Traderzy realizujący transakcje po stronie zakupowej mają za zadanie wdrożenie decyzji o zrównoważeniu portfela, podejmowanych przez strategie ilościowe lub przez tradycyjnych menedżerów portfela. Osiągają to na kilka różnych sposobów:
- poprzez outsourcing do algorytmów wykonawczych stron trzecich (algos) dostarczanych przez banki,
- rozwój własnych algos
- lub poprzez handel ręczny (który nadal przewyższa algorytmy na niektórych rynkach).

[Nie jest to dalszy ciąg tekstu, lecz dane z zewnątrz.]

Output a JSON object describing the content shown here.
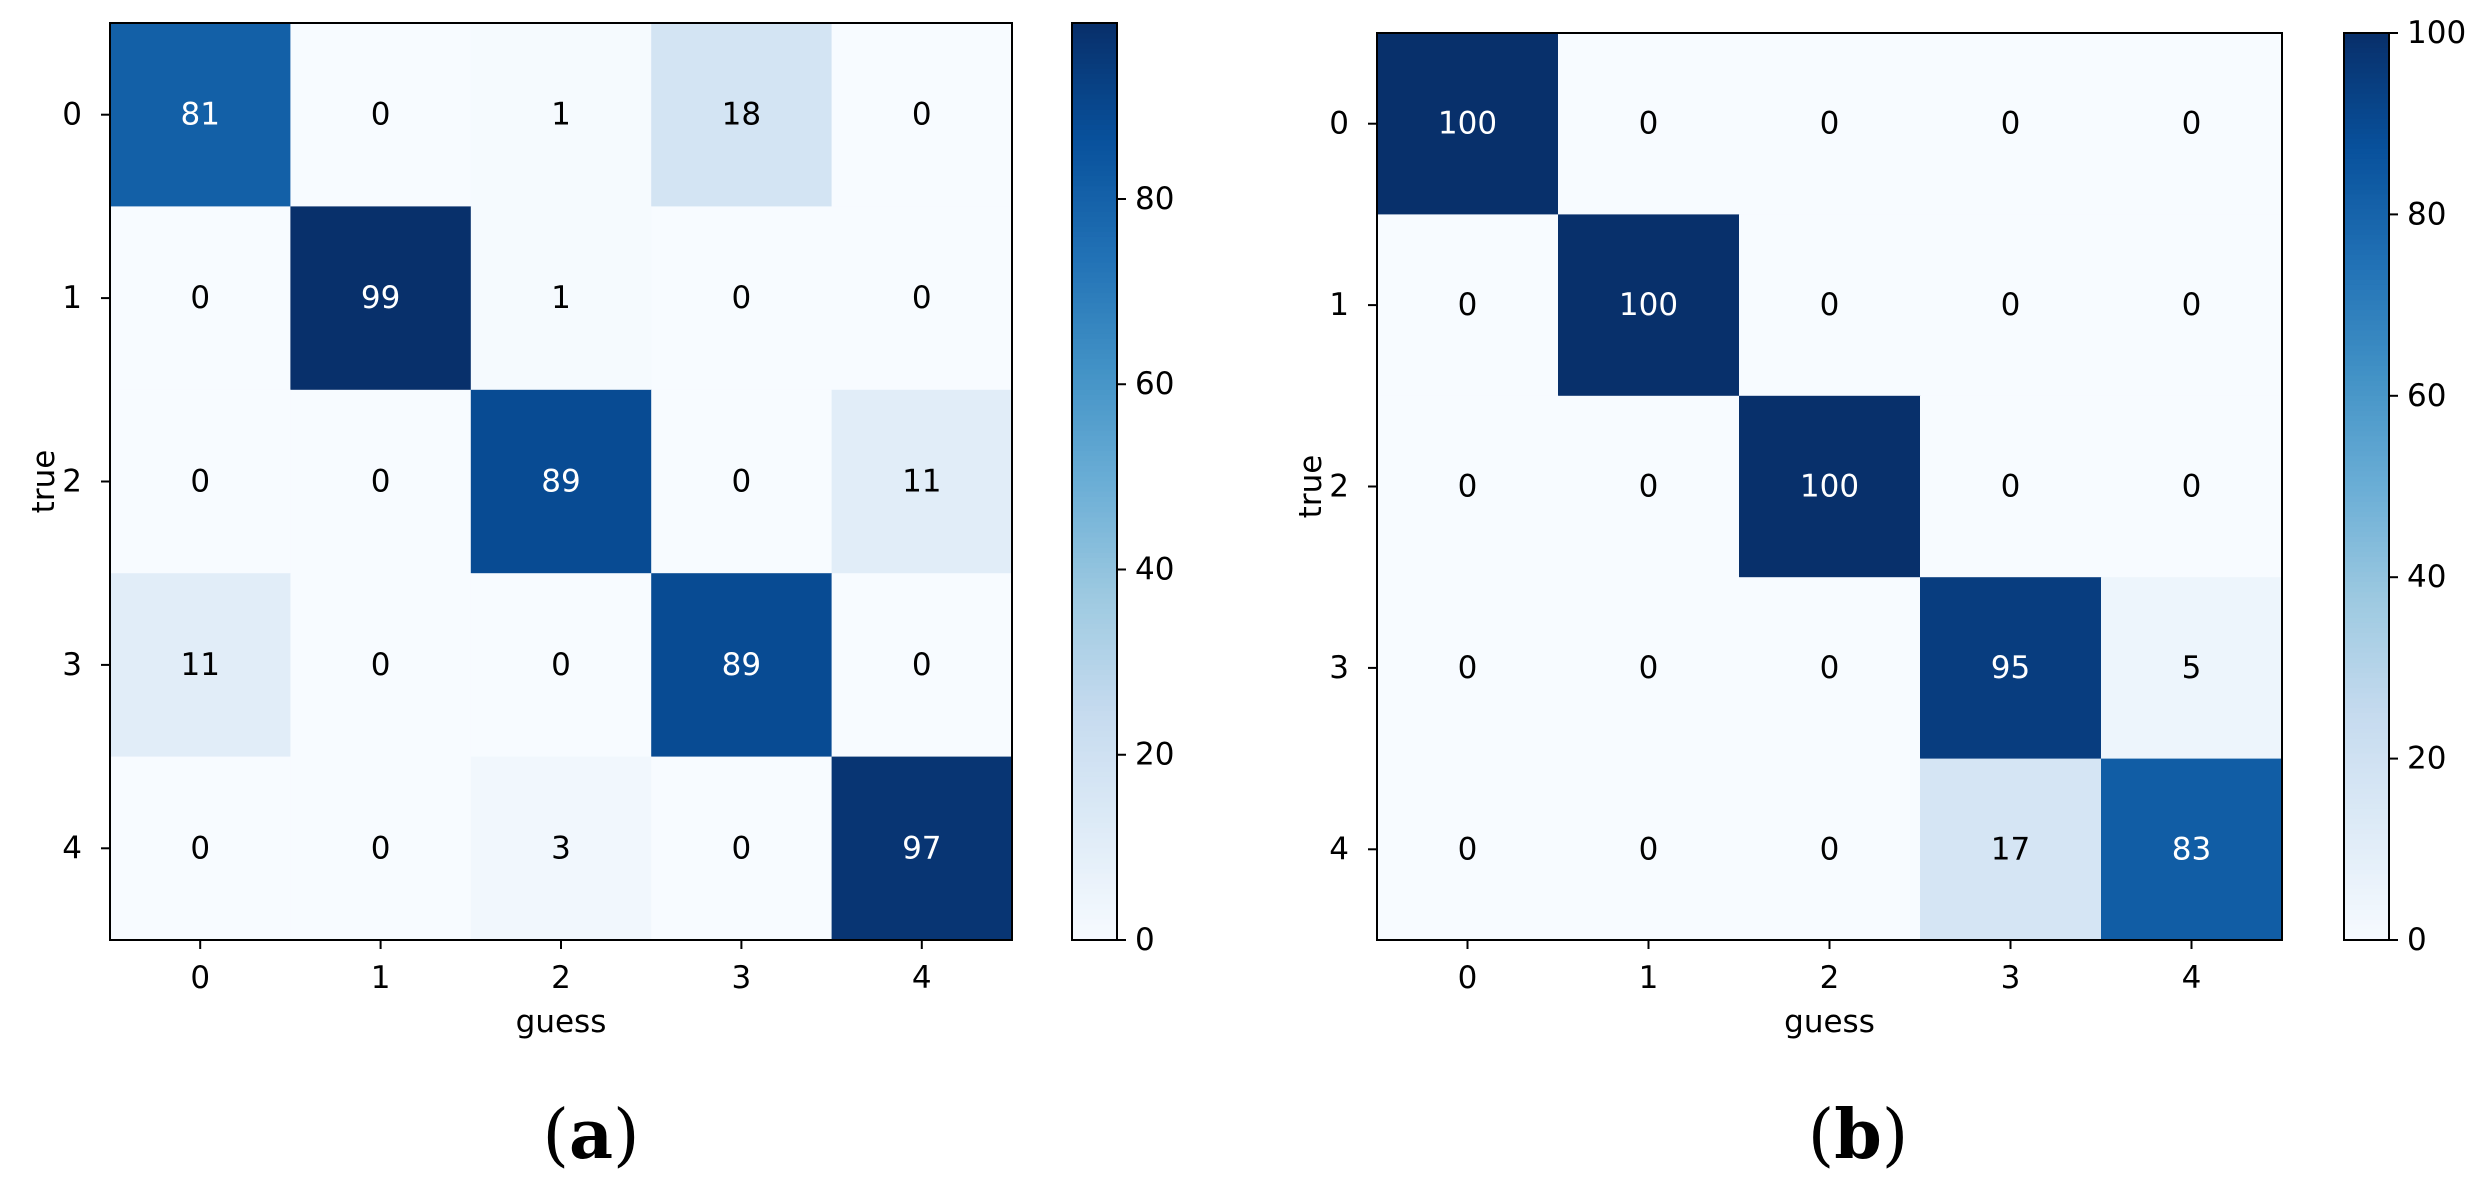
{
  "chart_data": [
    {
      "type": "heatmap",
      "panel_label": "a",
      "title": "",
      "xlabel": "guess",
      "ylabel": "true",
      "x_categories": [
        "0",
        "1",
        "2",
        "3",
        "4"
      ],
      "y_categories": [
        "0",
        "1",
        "2",
        "3",
        "4"
      ],
      "values": [
        [
          81,
          0,
          1,
          18,
          0
        ],
        [
          0,
          99,
          1,
          0,
          0
        ],
        [
          0,
          0,
          89,
          0,
          11
        ],
        [
          11,
          0,
          0,
          89,
          0
        ],
        [
          0,
          0,
          3,
          0,
          97
        ]
      ],
      "colormap": "Blues",
      "color_range": [
        0,
        99
      ],
      "colorbar_ticks": [
        "0",
        "20",
        "40",
        "60",
        "80"
      ],
      "colorbar_tick_values": [
        0,
        20,
        40,
        60,
        80
      ],
      "grid": false
    },
    {
      "type": "heatmap",
      "panel_label": "b",
      "title": "",
      "xlabel": "guess",
      "ylabel": "true",
      "x_categories": [
        "0",
        "1",
        "2",
        "3",
        "4"
      ],
      "y_categories": [
        "0",
        "1",
        "2",
        "3",
        "4"
      ],
      "values": [
        [
          100,
          0,
          0,
          0,
          0
        ],
        [
          0,
          100,
          0,
          0,
          0
        ],
        [
          0,
          0,
          100,
          0,
          0
        ],
        [
          0,
          0,
          0,
          95,
          5
        ],
        [
          0,
          0,
          0,
          17,
          83
        ]
      ],
      "colormap": "Blues",
      "color_range": [
        0,
        100
      ],
      "colorbar_ticks": [
        "0",
        "20",
        "40",
        "60",
        "80",
        "100"
      ],
      "colorbar_tick_values": [
        0,
        20,
        40,
        60,
        80,
        100
      ],
      "grid": false
    }
  ],
  "colors": {
    "text_dark": "#000000",
    "text_light": "#ffffff",
    "axis": "#000000"
  }
}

Umiejętności kodowania potrzebne do rozwoju własnego algorytmu pokrywają się z zestawem umiejętności niezbędnym w przypadku animatorów zakupowej części rynku. W każdym przypadku, gdy wiele dróg na rynek jest używanych w wewnętrznych biurach wykonawczych, trzeba będzie stale oceniać skuteczność każdego algorytm oraz pojedynczego tradera. Wymaga to analizy danych i umiejętności kodowania bardzo podobnych do umiejętności traderów ilościowych.
Wreszcie, traderzy wysokiej częstotliwości (z ang. high frequency traders) mają podobną pracę jak inni traderzy ilościowi, ale w znacznie krótszych horyzontach czasowych. Oznacza to, że mają do czynienia z bardzo dużymi zbiorami danych. Tutaj. znajomość ekosystemu Hadoop staje się bardzo ważna. Python jest nadal popularny w transakcjach wysokiej częstotliwości (HFT), ale nowsze języki takie jak Go lepiej nadają się do równoczesnego przetwarzania dużych zbiorów danych.
Python cieszy się największą wszechstronnością
Kiedy strategia jest tworzona, wtedy jako inwestor wysokiej częstotliwości masz do czynienia z bardzo krótką skalą czasową, a minimalizacja opóźnień jest kluczowa. Podobnie jak w przypadku traderów buy-side, C+++ jest prawdopodobnie jedynym językiem na wysokim poziomie, który jest wystarczająco szybki, ale aby uzyskać prawdziwą przewagę trzeba będzie zanurzyć się w assemblerze i mieć głębokie zrozumienie sieci komputerowych oraz sprzętu.
Jednak jeśli masz czas na naukę tylko jednego języka programowania, to Python jest prawdopodobnie najbardziej wszechstronny. Jako, że jest szeroko stosowany w innych branżach, to również sprawia się świetnie jako plan B, gdybyś nie sprawdził się jako trader.
Powyższy tekst powstał na bazie rad Roberta Carvera, który pracował po stronie sprzedażowej – jako trader opcyjny – oraz po stronie zakupowej jako szef działu fixed-income w funduszu hedgingowym AHL. Dodatkowo jest autorem pozycji “Systematic Trading” i “Smart Portfolios”. Sam określa siebie mianem technofoba i nadal korzysta z tradycyjnego, ręcznego kalkulatora.